By Erik Dolson
I’ve been trying to tackle an idea that Capitalism may contain a poison pill, a seed of self-destruction. It’s possible I’m overcomplicating an idea and honestly, I don’t know if I have the horsepower or the education to sort it out.
But the gist is this: A century ago Kurt Godel proved that any self-referencing system will be either incomplete or incoherent. In the hundred or so years since, from Mendelbroit and Hofstader with fractals and chaos theory, this has been shown: Any system that contains a strong self-referential component may result in unpredictable outcomes.
How does this relate to Capitalism? Let’s say that Company B is one of the best at what it does. It earns piles of money based on fine engineering, a culture of excellence, and its reputation. As it dominates its market, growth slows. The world can only buy so many of its widgets.
But in Capitalism, growth becomes an end in itself. Growth becomes a measure of management success. This is the first element of self-reference. Company B’s management is not focused on building the best widgets, but on growing the company. It branches out into other markets, ostensibly where its expertise would be an asset but where its abilities face unfamiliar challenges.
In Capitalism there is also a focus on profits, aside from the focus on growth and apart from success in building widgets. This is a second element of self-reference. If management is directly rewarded for increasing profits, an intense focus on cutting costs might result in a loss of engineering expertise and the culture of quality which brought about the success of Company B in the first place.
Growth and profit are good tools to measure success. But when trying to improve numbers designed to measure a different process becomes the primary goal in and of itself, when “beating the test” takes priority over building the best possible widget, the outcomes will be unpredictable.

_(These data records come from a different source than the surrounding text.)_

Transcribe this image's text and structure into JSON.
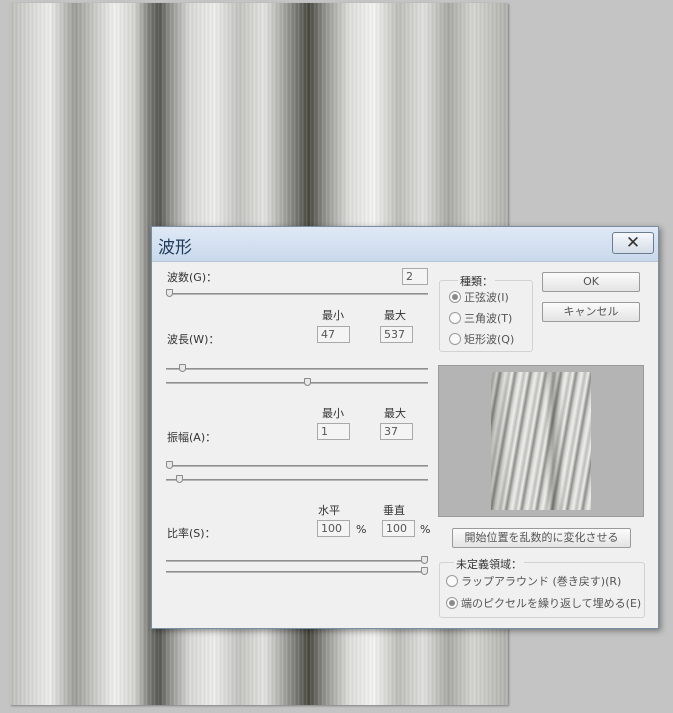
{
  "dialog": {
    "title": "波形",
    "close_glyph": "✕"
  },
  "generators": {
    "label": "波数(G)：",
    "value": "2",
    "slider_fraction": 0.0
  },
  "wavelength": {
    "label": "波長(W)：",
    "min_label": "最小",
    "max_label": "最大",
    "min": "47",
    "max": "537",
    "min_slider_fraction": 0.05,
    "max_slider_fraction": 0.54
  },
  "amplitude": {
    "label": "振幅(A)：",
    "min_label": "最小",
    "max_label": "最大",
    "min": "1",
    "max": "37",
    "min_slider_fraction": 0.0,
    "max_slider_fraction": 0.04
  },
  "scale": {
    "label": "比率(S)：",
    "horizontal_label": "水平",
    "vertical_label": "垂直",
    "horizontal": "100",
    "vertical": "100",
    "unit": "%",
    "horizontal_slider_fraction": 1.0,
    "vertical_slider_fraction": 1.0
  },
  "type": {
    "label": "種類：",
    "options": [
      {
        "label": "正弦波(I)",
        "selected": true
      },
      {
        "label": "三角波(T)",
        "selected": false
      },
      {
        "label": "矩形波(Q)",
        "selected": false
      }
    ]
  },
  "buttons": {
    "ok": "OK",
    "cancel": "キャンセル",
    "randomize": "開始位置を乱数的に変化させる"
  },
  "undefined_areas": {
    "label": "未定義領域：",
    "options": [
      {
        "label": "ラップアラウンド (巻き戻す)(R)",
        "selected": false
      },
      {
        "label": "端のピクセルを繰り返して埋める(E)",
        "selected": true
      }
    ]
  }
}
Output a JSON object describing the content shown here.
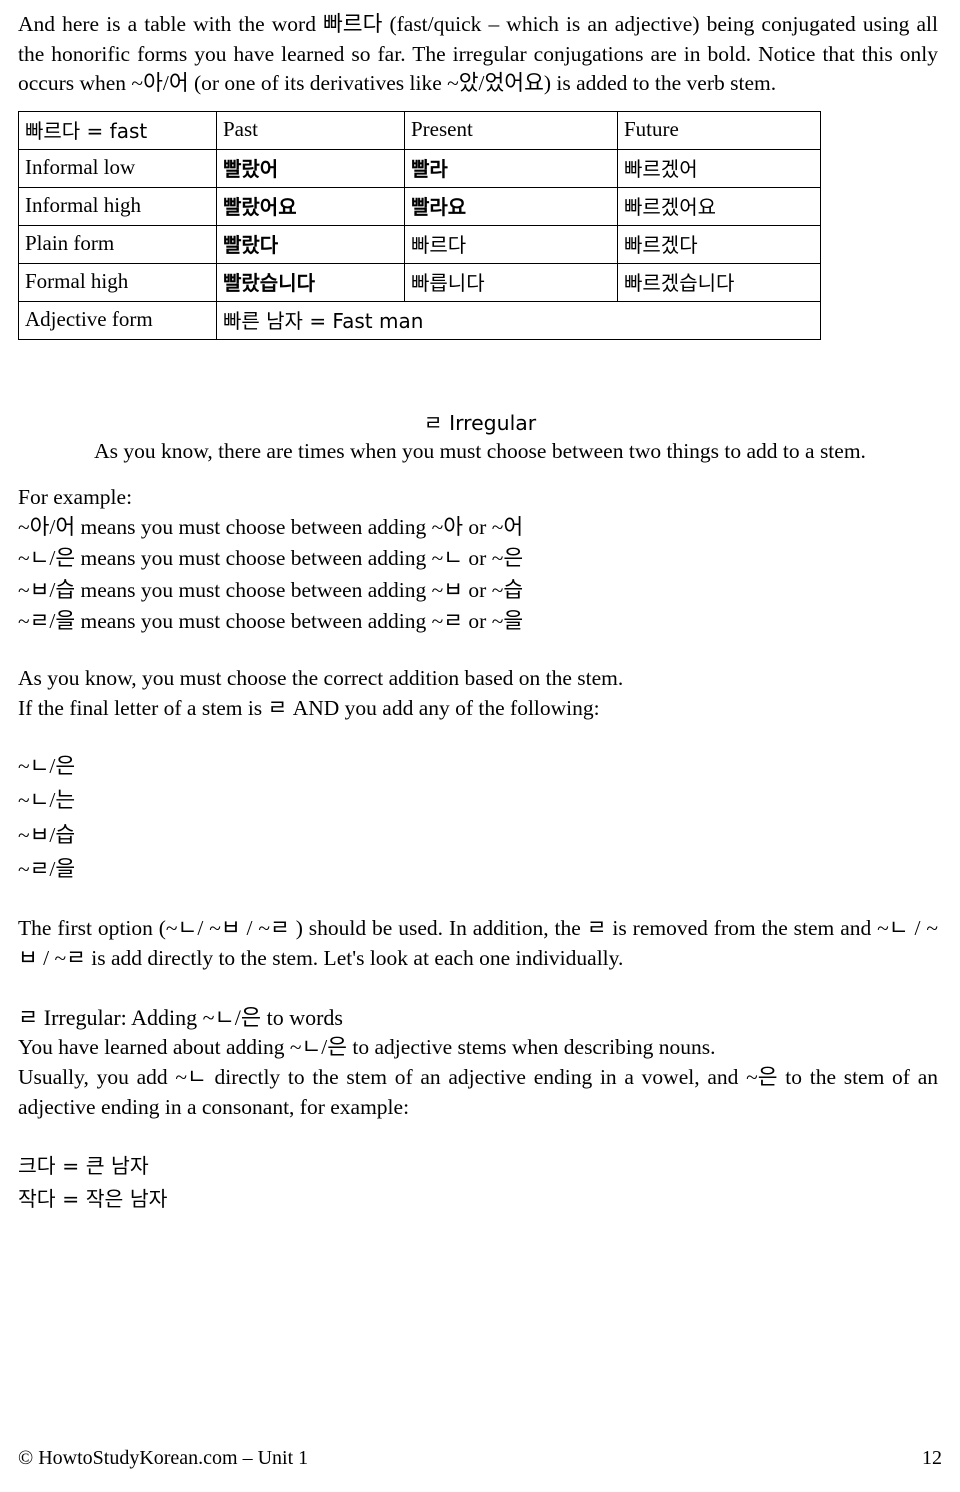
{
  "intro": {
    "paragraph": "And here is a table with the word 빠르다 (fast/quick – which is an adjective) being conjugated using all the honorific forms you have learned so far. The irregular conjugations are in bold. Notice that this only occurs when ~아/어 (or one of its derivatives like ~았/었어요) is added to the verb stem."
  },
  "table": {
    "headers": [
      "빠르다 = fast",
      "Past",
      "Present",
      "Future"
    ],
    "rows": [
      {
        "label": "Informal low",
        "past": "빨랐어",
        "present": "빨라",
        "future": "빠르겠어"
      },
      {
        "label": "Informal high",
        "past": "빨랐어요",
        "present": "빨라요",
        "future": "빠르겠어요"
      },
      {
        "label": "Plain form",
        "past": "빨랐다",
        "present": "빠르다",
        "future": "빠르겠다"
      },
      {
        "label": "Formal high",
        "past": "빨랐습니다",
        "present": "빠릅니다",
        "future": "빠르겠습니다"
      }
    ],
    "adjective_row": {
      "label": "Adjective form",
      "value": "빠른 남자 = Fast man"
    }
  },
  "irregular_section": {
    "heading": "ㄹ Irregular",
    "line1": "As you know, there are times when you must choose between two things to add to a stem.",
    "for_example": "For example:",
    "choices": [
      "~아/어 means you must choose between adding ~아 or ~어",
      "~ㄴ/은 means you must choose between adding ~ㄴ or ~은",
      "~ㅂ/습 means you must choose between adding ~ㅂ or ~습",
      "~ㄹ/을 means you must choose between adding ~ㄹ or ~을"
    ],
    "rule_intro_1": "As you know, you must choose the correct addition based on the stem.",
    "rule_intro_2": "If the final letter of a stem is ㄹ AND you add any of the following:",
    "additions": [
      "~ㄴ/은",
      "~ㄴ/는",
      "~ㅂ/습",
      "~ㄹ/을"
    ],
    "rule_explanation": "The first option (~ㄴ/ ~ㅂ / ~ㄹ ) should be used. In addition, the ㄹ is removed from the stem and ~ㄴ / ~ㅂ / ~ㄹ is add directly to the stem. Let's look at each one individually."
  },
  "adding_section": {
    "heading": "ㄹ Irregular: Adding ~ㄴ/은 to words",
    "line1": "You have learned about adding ~ㄴ/은 to adjective stems when describing nouns.",
    "line2": "Usually, you add ~ㄴ directly to the stem of an adjective ending in a vowel, and ~은 to the stem of an adjective ending in a consonant, for example:",
    "examples": [
      "크다 = 큰 남자",
      "작다 = 작은 남자"
    ]
  },
  "footer": {
    "left": "© HowtoStudyKorean.com – Unit 1",
    "right": "12"
  }
}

Jack Welch of G.E. was a brilliant man, and his management ideas proliferated. But G.E. was not the success it seemed under his leadership. Boeing, Wells Fargo, Enron, AT&T and many others, each in their own way at the apex of their industries, fell into a recursive trap of putting growth and profit as a primary focus that displaced practices that brought them success in the first place.

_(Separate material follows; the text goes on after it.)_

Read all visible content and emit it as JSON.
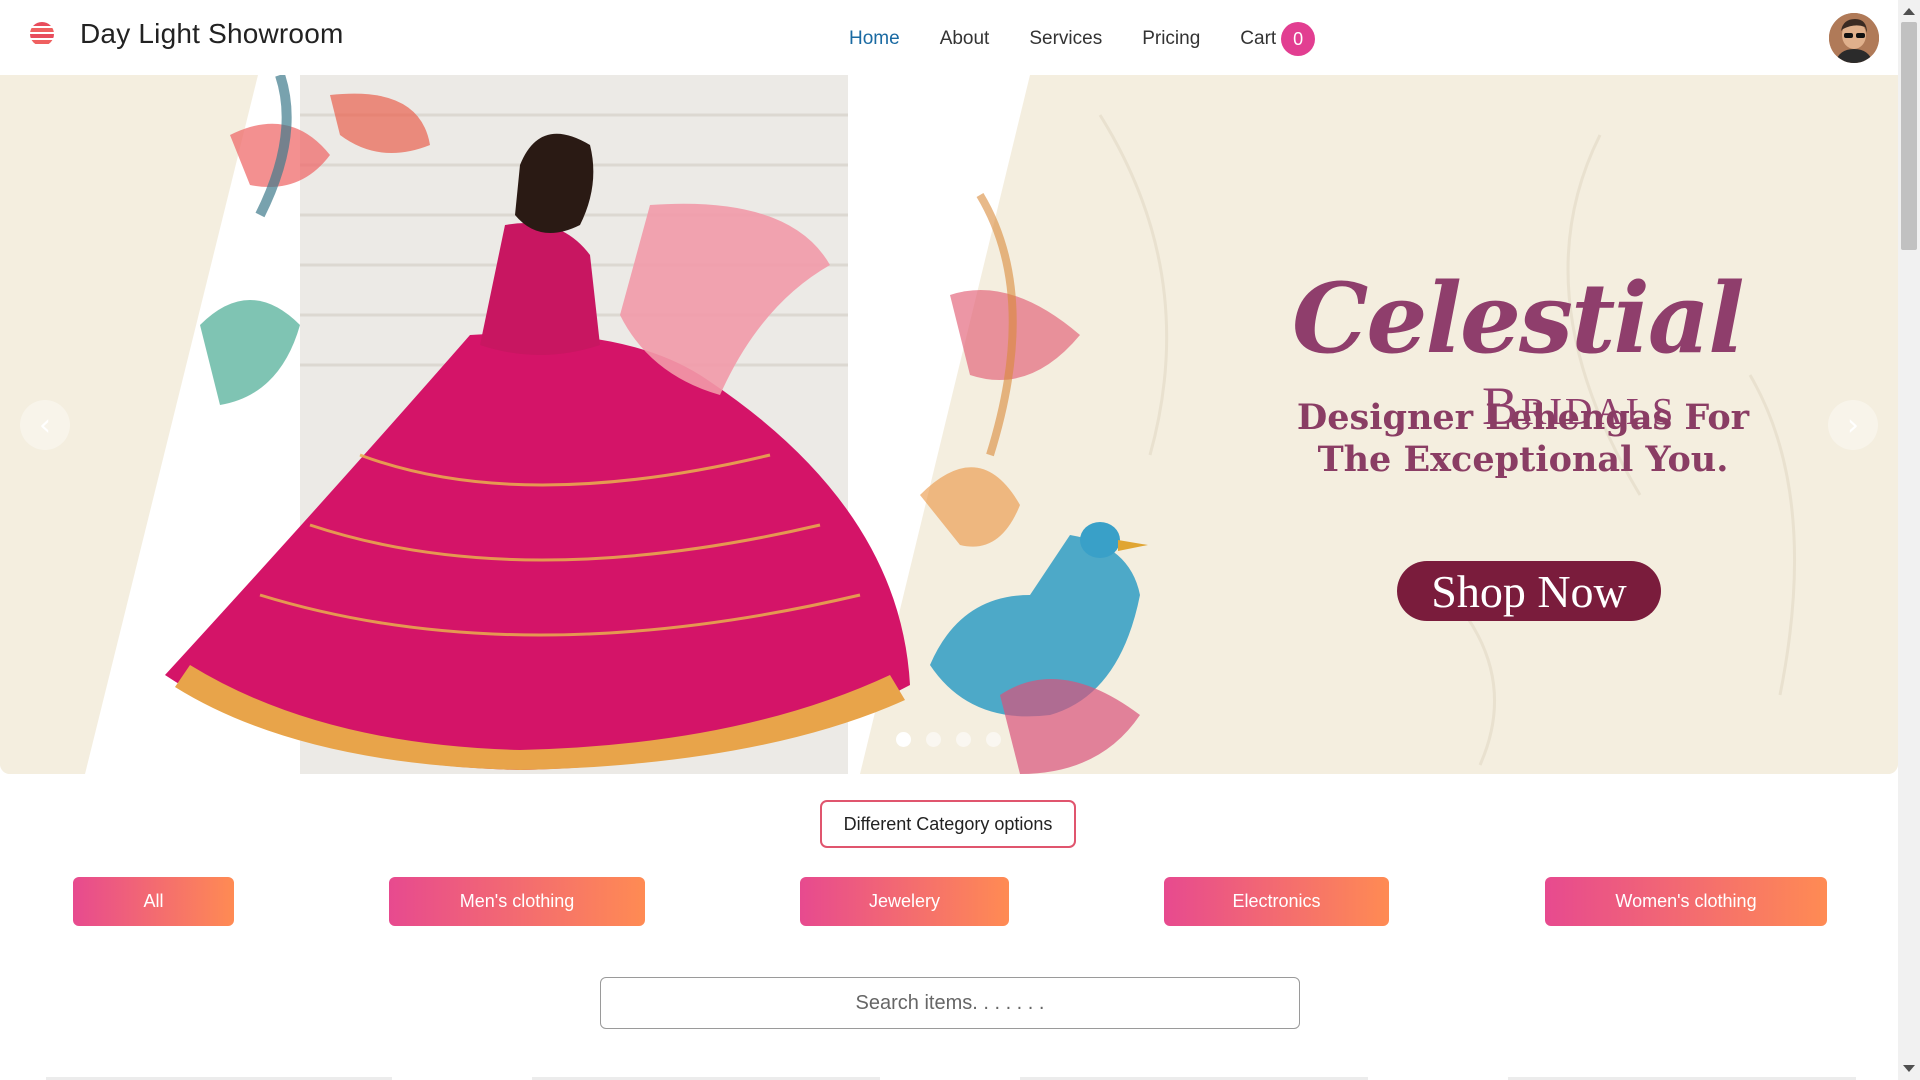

Does Capitalism encourage and perhaps require this? Is this an inevitable force within “creative destruction?”
Karl Marx laid it all out in Das Kapital - whether you agree with his prescriptions for society (and generally speaking, I don't) his analysis of the capitalism of his day was spot-on. He hit many of the same points making the case that "capitalism carries within itself the seeds of its own destruction."
The worship of growth, relentless focus on cutting costs to maximize short-term profit, and indifference to human and environmental degradation all lead inevitably to a sociopathic end.